I had been led to believe that the Helper files were almost a simple textual extension of the .ino file and I stupidly assumed that they would be the same scope. Once that assumption was in there I couldn't get past it. This is obviously not the case and it has to be seen as a totally separate entity.

Remember that C++ has so-called "file-scope." Getting a global to play within each of the files that use it requires you to reference that (i.e. extern). Think of it like a forward declaration of a function.

As a side note, you could likewise encapsulate a variable in a file by using the static keyword.

and redeclaring it in Helper.h as extern.

You did not redeclare the variable. You said "there is a variable with this name and type defined in some other compilation unit. That is what I'm referring to when I use this name".

Your impression that the IDE will just mash them all together is correct ONLY if all the files are .ino files. For .h and .cpp files the normal C++ rules apply.

Thanks Delta-G, that is absolutely the crux of the problem! (Apart from my failing memory that is.)

Bulldog, yes C++ has file scope and I do use extern/static but, as you can see, I had totally got the wrong end of the stick about the Arduino approach when I read up on that to get started. Once I was on the wrong thinking track my brain couldn't unthink it.

I also take your point Paul, using that wording was very poor. And I'm normally I'm plain old Mr pedantic with how I word things!

As a last thing, with Delta-G's advice I've just put the Helper.cpp code in a new text file minus the #include, and renamed it Helper.ino. I then removed Helper.h and Helper.cpp and the #include in the Test_Sketch.ino and the whole things builds. That bears out what Delta-G said about .ino files being mashed together. Is this an acceptable approach to splitting out a large base .ino file? I would keep classes defined in classic separate .h/.cpp fashion but it seems basic functionality in the core sketch could be arranged like this for convenience and ease of editing.

Is this an acceptable approach to splitting out a large base .ino file?

Yes, but... If you KNOW how the IDE mashes the ino files together, it is. If you don't, you are playing with fire. I've been burnt too often, so I don't do that.

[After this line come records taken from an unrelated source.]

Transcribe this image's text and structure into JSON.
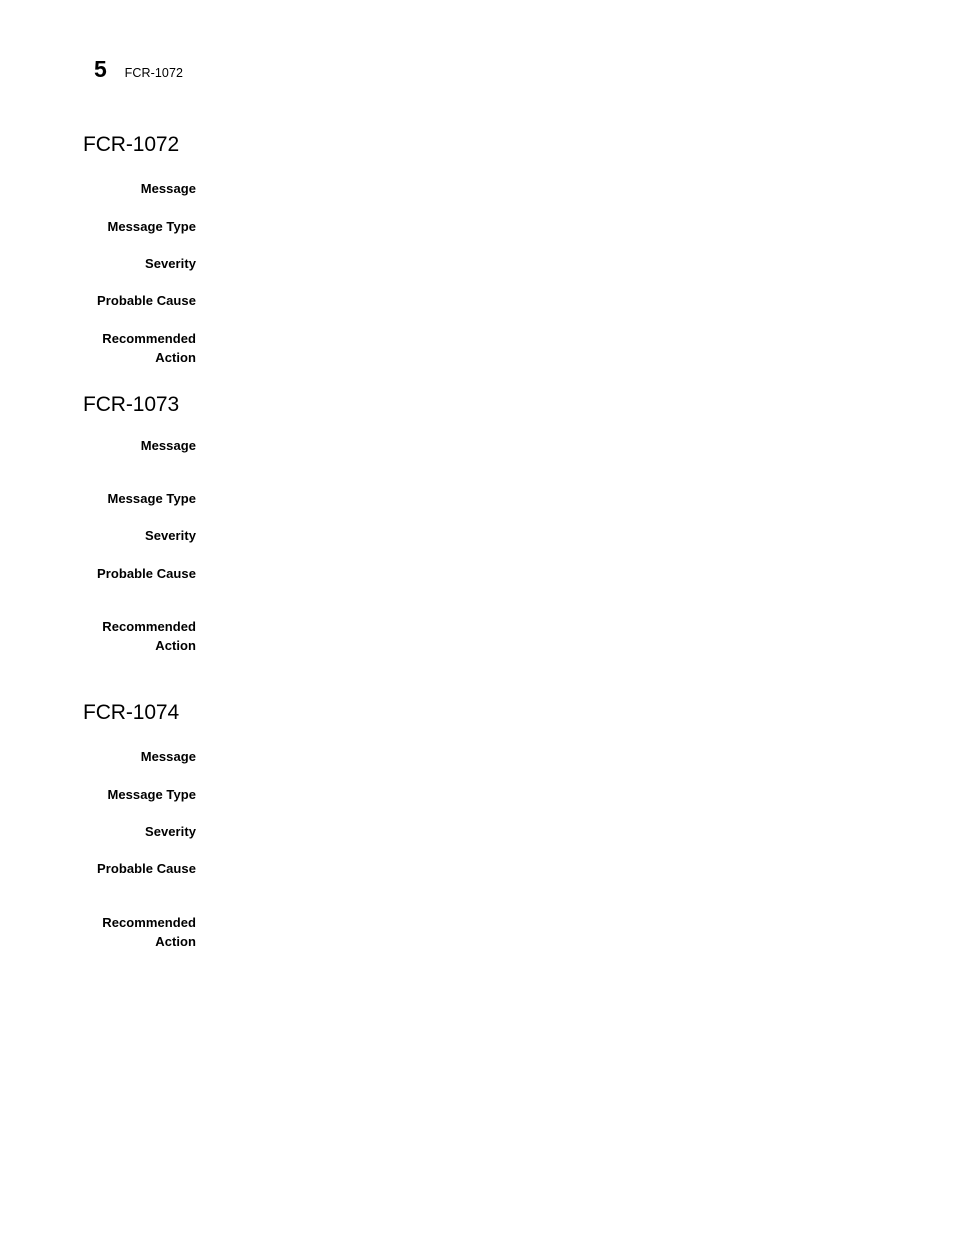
{
  "header": {
    "page_number": "5",
    "chapter_label": "FCR-1072"
  },
  "labels": {
    "message": "Message",
    "message_type": "Message Type",
    "severity": "Severity",
    "probable_cause": "Probable Cause",
    "recommended_action": "Recommended\nAction"
  },
  "sections": [
    {
      "title": "FCR-1072",
      "fields": [
        {
          "label": "Message",
          "value": ""
        },
        {
          "label": "Message Type",
          "value": ""
        },
        {
          "label": "Severity",
          "value": ""
        },
        {
          "label": "Probable Cause",
          "value": ""
        },
        {
          "label": "Recommended\nAction",
          "value": ""
        }
      ]
    },
    {
      "title": "FCR-1073",
      "fields": [
        {
          "label": "Message",
          "value": ""
        },
        {
          "label": "Message Type",
          "value": ""
        },
        {
          "label": "Severity",
          "value": ""
        },
        {
          "label": "Probable Cause",
          "value": ""
        },
        {
          "label": "Recommended\nAction",
          "value": ""
        }
      ]
    },
    {
      "title": "FCR-1074",
      "fields": [
        {
          "label": "Message",
          "value": ""
        },
        {
          "label": "Message Type",
          "value": ""
        },
        {
          "label": "Severity",
          "value": ""
        },
        {
          "label": "Probable Cause",
          "value": ""
        },
        {
          "label": "Recommended\nAction",
          "value": ""
        }
      ]
    }
  ],
  "layout": {
    "section_tops": [
      133,
      393,
      701
    ],
    "row_tops": [
      [
        47,
        85,
        122,
        159,
        197
      ],
      [
        44,
        97,
        134,
        172,
        225
      ],
      [
        47,
        85,
        122,
        159,
        213
      ]
    ]
  }
}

Yes, you CAN name the ino files appropriately, to make the IDE mash them together in the proper order. But, I prefer to name the files to reflect what they contain, not the order that I want them mashed together.

"I prefer to name the files to reflect what they contain, not the order that I want them mashed together."

I go with the order I expect, using the tabs feature of the IDE, for example: sketch_name, then a_presetup, b_setup, c_loop_start, d_loop_end, e_functions, f_other_functions, and they all end up as .ino in the sketch_name folder.